Saturday, May 17, 2008

The Dancer, final impressions

The Dancer was an exhibit exclusive to the Portland Art Museum that just recently ended. I went three times, the last just a few days before it closed. Details here. I'm no art historian, nor am I an art critic. but here are a couple of my impressions:

1)Toulouse-Lautrec is incredible, but has lost much of its potency by being replicated on the walls of far too many bars and coffeeshops. Each time, I felt underwhelmed by his work until I stopped and rid myself of all sense of cliche. This is an important ability in the appreciation of much great art and literature. There is so much 'inspiration' (read: flagrant copying) floating around out there. So much of our appreciation is colored by ubiquitousness. It was nice to stop and reflect on a thing without its built-up context. If may may borrow from Choke:

"For one flash, the Mommy had seen the mountain without thinking of logging and ski resorts and avalanches, managed wildlife, plate tectonic geology, micro-climates, rain shadow, or yin-yang locations. She'd seen the mountain without the framework of language. Without the cage of associations. She'd seen it without looking through the lens of everything she knew was true about mountains."

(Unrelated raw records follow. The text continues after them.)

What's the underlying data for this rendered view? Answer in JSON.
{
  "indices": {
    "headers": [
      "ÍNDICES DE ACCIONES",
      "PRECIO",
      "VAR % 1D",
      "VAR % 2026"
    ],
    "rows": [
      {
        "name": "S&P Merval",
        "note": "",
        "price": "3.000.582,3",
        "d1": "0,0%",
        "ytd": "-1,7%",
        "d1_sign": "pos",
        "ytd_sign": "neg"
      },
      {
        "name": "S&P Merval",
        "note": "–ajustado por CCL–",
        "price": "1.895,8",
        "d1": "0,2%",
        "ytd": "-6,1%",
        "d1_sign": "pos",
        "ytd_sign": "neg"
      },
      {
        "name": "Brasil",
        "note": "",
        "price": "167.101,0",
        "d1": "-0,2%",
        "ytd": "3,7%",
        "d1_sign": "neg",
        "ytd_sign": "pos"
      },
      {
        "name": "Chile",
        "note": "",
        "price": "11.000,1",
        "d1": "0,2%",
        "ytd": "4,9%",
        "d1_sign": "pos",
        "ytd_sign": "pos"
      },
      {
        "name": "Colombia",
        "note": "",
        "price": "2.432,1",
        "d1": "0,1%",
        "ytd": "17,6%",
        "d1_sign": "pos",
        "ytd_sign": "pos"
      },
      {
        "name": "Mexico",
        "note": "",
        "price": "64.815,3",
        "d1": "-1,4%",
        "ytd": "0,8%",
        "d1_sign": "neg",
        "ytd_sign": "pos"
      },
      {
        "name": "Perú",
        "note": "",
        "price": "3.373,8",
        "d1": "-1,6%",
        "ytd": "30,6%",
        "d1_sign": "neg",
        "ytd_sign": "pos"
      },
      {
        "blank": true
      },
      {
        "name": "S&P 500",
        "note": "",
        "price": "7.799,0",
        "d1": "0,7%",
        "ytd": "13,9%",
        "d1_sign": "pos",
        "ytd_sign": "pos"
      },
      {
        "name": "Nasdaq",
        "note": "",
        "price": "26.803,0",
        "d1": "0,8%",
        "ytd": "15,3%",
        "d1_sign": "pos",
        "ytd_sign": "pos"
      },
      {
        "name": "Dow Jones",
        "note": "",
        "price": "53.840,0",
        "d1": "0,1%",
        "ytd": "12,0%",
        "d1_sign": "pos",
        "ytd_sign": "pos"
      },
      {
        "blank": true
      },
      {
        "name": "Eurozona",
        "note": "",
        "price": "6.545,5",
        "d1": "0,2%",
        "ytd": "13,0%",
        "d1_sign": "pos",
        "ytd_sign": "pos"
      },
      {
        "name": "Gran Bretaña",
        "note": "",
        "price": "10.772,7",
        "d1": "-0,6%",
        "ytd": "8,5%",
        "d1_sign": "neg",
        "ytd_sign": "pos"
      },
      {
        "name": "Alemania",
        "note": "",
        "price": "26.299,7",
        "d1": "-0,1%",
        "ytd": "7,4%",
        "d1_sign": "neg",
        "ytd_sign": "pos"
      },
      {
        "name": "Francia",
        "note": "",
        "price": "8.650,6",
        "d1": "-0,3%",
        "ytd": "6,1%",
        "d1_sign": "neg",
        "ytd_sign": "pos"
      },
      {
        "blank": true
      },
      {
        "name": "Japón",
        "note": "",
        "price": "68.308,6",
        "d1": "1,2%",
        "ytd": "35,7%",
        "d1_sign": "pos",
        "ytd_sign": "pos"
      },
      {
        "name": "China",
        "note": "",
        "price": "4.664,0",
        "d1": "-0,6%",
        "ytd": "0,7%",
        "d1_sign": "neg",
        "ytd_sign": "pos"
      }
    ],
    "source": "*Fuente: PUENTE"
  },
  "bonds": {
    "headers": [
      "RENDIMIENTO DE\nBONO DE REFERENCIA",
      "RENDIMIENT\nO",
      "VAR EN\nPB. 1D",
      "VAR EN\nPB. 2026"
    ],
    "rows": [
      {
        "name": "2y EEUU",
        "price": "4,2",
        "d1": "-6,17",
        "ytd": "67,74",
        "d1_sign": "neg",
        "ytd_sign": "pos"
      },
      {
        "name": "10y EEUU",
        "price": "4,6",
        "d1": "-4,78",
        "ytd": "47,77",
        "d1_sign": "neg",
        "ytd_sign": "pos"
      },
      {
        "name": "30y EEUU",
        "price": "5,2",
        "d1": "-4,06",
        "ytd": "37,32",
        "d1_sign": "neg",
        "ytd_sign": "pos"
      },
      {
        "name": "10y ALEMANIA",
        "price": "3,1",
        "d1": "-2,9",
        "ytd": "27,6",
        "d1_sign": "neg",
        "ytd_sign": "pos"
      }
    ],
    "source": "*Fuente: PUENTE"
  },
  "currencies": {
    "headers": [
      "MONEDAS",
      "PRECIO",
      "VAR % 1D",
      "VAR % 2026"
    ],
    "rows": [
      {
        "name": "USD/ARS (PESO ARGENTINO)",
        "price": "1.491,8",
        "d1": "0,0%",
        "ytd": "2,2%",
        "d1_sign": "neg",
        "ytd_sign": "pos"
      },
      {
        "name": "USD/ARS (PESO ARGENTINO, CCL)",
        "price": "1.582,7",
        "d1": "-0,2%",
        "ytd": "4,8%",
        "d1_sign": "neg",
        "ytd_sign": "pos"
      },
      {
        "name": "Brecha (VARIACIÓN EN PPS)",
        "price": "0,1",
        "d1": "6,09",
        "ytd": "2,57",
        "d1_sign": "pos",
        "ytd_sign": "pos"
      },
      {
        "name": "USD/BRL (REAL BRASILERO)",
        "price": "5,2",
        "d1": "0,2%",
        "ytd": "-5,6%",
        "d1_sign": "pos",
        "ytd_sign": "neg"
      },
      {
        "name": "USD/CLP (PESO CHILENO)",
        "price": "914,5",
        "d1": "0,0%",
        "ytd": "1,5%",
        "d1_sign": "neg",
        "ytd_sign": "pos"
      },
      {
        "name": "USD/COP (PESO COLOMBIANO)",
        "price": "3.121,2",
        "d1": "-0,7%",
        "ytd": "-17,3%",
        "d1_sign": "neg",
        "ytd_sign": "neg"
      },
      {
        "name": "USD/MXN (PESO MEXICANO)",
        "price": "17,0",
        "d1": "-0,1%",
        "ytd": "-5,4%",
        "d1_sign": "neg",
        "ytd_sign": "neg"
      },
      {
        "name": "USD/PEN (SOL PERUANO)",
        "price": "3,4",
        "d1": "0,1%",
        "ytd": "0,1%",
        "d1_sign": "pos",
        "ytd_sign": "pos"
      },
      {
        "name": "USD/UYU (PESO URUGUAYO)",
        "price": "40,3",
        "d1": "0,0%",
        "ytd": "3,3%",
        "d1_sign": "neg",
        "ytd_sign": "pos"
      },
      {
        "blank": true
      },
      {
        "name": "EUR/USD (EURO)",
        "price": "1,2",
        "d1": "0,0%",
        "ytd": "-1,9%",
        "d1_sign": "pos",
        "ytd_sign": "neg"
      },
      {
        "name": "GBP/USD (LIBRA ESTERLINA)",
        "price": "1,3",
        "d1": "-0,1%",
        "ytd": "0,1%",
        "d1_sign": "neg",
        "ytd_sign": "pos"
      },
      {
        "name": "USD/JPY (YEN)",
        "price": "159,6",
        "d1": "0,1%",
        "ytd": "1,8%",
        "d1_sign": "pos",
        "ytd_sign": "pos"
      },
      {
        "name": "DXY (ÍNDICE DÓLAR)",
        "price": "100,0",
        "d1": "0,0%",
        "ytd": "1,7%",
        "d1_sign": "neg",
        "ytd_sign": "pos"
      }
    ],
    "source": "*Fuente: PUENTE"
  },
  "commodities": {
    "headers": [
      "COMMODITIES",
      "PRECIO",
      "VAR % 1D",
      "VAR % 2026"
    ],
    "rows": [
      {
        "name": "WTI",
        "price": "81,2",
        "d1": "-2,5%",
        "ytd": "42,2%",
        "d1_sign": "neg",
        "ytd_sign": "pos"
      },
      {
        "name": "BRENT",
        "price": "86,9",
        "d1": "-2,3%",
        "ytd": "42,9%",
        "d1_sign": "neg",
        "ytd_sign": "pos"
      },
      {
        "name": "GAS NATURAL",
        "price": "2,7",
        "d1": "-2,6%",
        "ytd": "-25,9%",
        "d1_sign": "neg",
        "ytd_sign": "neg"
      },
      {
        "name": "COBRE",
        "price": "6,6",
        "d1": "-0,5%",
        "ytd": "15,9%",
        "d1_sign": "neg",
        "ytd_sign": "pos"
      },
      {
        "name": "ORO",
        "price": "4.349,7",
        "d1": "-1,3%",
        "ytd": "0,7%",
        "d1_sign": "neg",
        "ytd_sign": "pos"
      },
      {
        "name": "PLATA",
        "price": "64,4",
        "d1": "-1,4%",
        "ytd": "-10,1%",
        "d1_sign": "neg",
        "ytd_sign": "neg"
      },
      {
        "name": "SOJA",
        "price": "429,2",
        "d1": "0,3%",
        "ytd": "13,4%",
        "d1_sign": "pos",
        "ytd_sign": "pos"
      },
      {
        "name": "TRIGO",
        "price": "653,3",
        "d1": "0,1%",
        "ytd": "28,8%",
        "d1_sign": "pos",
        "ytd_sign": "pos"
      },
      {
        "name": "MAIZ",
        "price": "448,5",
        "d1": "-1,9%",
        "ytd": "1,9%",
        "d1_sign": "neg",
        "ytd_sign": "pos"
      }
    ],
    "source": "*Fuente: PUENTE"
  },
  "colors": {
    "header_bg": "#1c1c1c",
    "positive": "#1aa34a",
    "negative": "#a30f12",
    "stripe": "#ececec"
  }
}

2) The skill of Degas was unmatched, but for my part, it was the relevance and the themes of Forain that truly captivated me. Sure, you can see the almost New Yorker-esque political cartoon-y-ness of much of it. But as with Lautrec, there was so much more. The way the dancers seemed to materialize from out of the background, like they were some natural force clothed briefly in flesh, like angels of the imagination. The way their dresses were often like clouds; ephemeral, ethereal. The way the abonne, the patrons, the fans, these men with heavy mustache and hunched spine and sinister top hat...the way they leered over the dancers. The way they were always sketched or painted so darkly, so harshly, when compared to the unbearable lightness and grace of the dancer. The concave versus the convex. The worldly versus the otherworldly.

In short, it was wondrous. It stirred in me things both old and stagnant, and new and untouched-'til-now. As all great art should.